Bell Mountain pays taxes on an accrual basis. It recorded the income here at issue as earned in September 1985, though payment was not received until January of the following year. The income from the cut and wrapped meat, sold to two shareholders of Bell Mountain, was shown as $1,000. Another $1,413.99 was received in 1986. There was substantial evidence in the record that the prices paid by the two shareholders were at or near live market prices published by the Department of Agriculture for the same period for slaughter steers in the same weight range. The evidence was also uncontroverted that receipts and checks produced reflected the sales, that the shareholders and Bell Mountain were separate entities at all times, and that the income had been reported on Bell Mountain’s tax returns. Therefore, there is no error in the Commission’s finding that the sales were arm’s-length transactions.

The decision of the Commission is reversed, and the case is remanded to the Commission for the purpose of granting F.A.A. status to only that part of the acreage which is in agricultural use as explained in this opinion.

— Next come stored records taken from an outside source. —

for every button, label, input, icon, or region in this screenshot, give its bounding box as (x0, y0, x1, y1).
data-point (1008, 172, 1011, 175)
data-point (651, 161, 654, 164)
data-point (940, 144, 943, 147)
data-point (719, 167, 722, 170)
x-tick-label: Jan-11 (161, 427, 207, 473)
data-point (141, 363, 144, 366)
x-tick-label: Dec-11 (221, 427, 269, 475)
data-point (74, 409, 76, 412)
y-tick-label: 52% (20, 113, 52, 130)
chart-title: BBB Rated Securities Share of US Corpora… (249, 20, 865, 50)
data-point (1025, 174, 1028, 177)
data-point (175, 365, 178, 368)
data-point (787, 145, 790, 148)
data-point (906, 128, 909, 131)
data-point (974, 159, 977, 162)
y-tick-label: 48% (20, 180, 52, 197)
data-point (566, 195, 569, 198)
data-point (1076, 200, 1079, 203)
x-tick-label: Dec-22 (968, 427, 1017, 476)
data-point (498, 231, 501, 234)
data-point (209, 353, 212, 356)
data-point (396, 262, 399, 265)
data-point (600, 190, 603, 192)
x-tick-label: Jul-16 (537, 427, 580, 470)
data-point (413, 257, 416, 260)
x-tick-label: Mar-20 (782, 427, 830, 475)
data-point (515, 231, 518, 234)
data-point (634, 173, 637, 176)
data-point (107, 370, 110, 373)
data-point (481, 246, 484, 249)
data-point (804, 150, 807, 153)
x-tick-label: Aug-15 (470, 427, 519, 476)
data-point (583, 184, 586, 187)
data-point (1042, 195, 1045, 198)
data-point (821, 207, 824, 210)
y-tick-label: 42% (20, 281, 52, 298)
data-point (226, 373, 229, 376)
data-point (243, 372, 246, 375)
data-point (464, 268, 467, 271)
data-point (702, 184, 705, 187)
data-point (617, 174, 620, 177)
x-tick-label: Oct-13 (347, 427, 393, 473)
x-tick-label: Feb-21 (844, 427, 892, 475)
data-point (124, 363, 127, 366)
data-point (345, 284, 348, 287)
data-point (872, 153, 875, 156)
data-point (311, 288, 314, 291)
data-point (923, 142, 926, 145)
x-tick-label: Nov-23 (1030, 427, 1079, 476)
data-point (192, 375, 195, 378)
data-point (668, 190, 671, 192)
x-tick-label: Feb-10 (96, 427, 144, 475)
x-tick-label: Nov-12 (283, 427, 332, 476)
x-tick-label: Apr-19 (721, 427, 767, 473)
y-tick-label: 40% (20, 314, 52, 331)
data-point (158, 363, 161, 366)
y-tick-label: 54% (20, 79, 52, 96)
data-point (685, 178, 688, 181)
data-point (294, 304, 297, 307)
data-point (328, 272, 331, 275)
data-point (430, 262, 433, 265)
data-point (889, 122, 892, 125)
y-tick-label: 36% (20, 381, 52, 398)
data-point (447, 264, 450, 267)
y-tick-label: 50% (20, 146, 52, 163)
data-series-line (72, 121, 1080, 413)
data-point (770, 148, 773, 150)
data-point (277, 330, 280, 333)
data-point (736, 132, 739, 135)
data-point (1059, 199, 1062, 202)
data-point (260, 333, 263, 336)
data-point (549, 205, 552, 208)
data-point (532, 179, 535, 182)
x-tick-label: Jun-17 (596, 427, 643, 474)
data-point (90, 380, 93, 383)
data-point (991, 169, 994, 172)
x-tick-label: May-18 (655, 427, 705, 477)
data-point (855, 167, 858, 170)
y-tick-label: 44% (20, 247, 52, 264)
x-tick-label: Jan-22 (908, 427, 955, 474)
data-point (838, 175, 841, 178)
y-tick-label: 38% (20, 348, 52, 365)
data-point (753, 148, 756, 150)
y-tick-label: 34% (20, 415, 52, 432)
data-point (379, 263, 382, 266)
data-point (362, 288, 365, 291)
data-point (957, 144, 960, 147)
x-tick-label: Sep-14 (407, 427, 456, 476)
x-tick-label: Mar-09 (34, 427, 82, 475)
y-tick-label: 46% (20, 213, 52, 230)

HALL, C.J., and STEWART, J., concur.

ZIMMERMAN, Justice

(concurring and dissenting):

I join Justice Howe’s opinion, except that portion apparently holding that the State Tax Commission did not properly determine that all of the land in question was “devoted to” agricultural purposes. First, the Commission considered the facts and determined that the land was eligible for the exemption, including the parts of the parcels that were too steep and gullied for the cattle to graze upon. Justice Howe’s opinion reverses this essentially factual determination without explaining, other than in the most general way, how the record evidence fails to support the Commission’s conclusion.

Second, even if the legal standard applied by the Commission to determine whether land is “devoted to” agricultural purposes was incorrect, as Justice Howe’s opinion suggests, the court today has not explained to the Commission or to the bar what the proper standard is. Some language in the opinion can be read to suggest that the exemption is to be denied only with respect to those tracts of which no part is physically used for agricultural purposes. However, other language suggests that the exemption is not available for any portion of a parcel “not in actual agricultural use.”

If the former standard is the appropriate test, then I assume the Commission can administer the law without much difficulty (assuming that we explain to them in some greater detail how to determine, as the majority has apparently done in this case, when land is “devoted to” raising livestock and how to determine whether “nonproductive areas [are] reasonably required for the purpose of maintaining the land actually devoted to production”). But if the Commission must deduct from every parcel of land otherwise eligible for the exemption the acreage that is not either devoted to agriculture or a nonproductive area reasonably required for the maintaining of land so devoted, then we have created precisely the “staggering undertaking” for the assessor warned against by the New Jersey court in Township of Andover v. Kymer, 140 N.J.Super. 399, 404-05, 356 A.2d 418, 420 (1976). It is no answer to say blithely that the statute “need not be applied as the law of the Medes and the Persians.” That will hardly be helpful guidance to the Commission. The Commission must apply the law as we construe it. By our construction, we act as the Medes and the Persians, and we have created an absurdly unadmin-isterable law.

DURHAM, J., concurs with the concurring and dissenting opinion of ZIMMERMAN, J. 
      
      . In 1987, the legislature recodified the Act under Utah Code Ann. § 59-2-501 (1987) and renamed it the Farmland Assessment Act. None of the substantive provisions here at issue have been changed, but we refer to the 1969 Act for chronological accuracy.